Дом в этот час казался менее враждебным, но не менее живым.
Он был как старик, проснувшийся после долгого, беспокойного сна, – скрипел суставами половиц, шептал углами, делясь своими древними тайнами, едва уловимыми для слуха.
Этим утром Элирия снова обходила дом, ступая босиком по прохладному полу, который, казалось, дышал под её стопами, отзываясь на каждый шаг.
В руке она крепко сжимала ту самую чёрную книгу, что проявилась на её подушке.

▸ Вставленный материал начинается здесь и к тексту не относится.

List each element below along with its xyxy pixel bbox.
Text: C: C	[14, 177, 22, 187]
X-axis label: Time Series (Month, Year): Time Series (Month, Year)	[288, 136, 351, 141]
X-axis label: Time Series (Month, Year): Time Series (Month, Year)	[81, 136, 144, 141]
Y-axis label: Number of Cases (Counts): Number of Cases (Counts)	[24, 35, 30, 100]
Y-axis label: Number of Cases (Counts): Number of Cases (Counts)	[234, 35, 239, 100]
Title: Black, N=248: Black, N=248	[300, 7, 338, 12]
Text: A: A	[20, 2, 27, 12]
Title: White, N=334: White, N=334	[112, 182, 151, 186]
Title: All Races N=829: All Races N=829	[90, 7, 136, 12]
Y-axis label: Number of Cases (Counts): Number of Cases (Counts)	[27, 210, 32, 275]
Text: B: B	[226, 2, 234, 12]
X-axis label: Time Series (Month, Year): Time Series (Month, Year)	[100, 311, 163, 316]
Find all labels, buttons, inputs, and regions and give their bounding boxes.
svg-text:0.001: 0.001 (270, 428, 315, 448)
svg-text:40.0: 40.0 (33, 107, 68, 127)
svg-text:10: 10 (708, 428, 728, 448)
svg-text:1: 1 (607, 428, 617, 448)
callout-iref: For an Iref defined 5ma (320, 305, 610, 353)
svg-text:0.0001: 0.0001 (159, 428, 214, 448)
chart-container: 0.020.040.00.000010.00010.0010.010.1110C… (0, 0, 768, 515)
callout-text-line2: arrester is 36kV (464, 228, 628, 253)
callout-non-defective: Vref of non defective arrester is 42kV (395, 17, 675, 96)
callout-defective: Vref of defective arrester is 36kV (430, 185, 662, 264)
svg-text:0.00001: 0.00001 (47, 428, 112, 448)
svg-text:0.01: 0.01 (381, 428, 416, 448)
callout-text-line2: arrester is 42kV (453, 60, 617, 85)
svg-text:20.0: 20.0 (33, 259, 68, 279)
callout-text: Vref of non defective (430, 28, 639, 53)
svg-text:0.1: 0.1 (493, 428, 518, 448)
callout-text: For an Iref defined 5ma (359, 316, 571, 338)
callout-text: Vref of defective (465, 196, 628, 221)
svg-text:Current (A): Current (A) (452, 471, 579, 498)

Она не знала, что с ней делать, но расстаться с ней не могла. Каждый шаг был как диалог с памятью, открывающий новые, давно забытые главы.
Она открыла двери в большую гостиную, расположенную сразу за холлом. Зал Портретов. Здесь, как и везде, пахло пылью, старой тканью и… чем-то ещё. Сладким, почти приторным, как увядшие цветы, запах прошлого, застывший в воздухе, словно бальзамированный.
– «Даже пыль здесь будто дежурит, а не просто лежит», – прошептала Элирия, оглядываясь.
Утренний свет, хоть и тусклый, заливал углы, где раньше прятались «призраки», теперь казавшиеся менее угрожающими в свете дня. Тени, что так пугали ночью, при свете дня прятались в складках бархатных штор и за массивными креслами, лишь изредка мелькая на периферии зрения, напоминая о своём присутствии.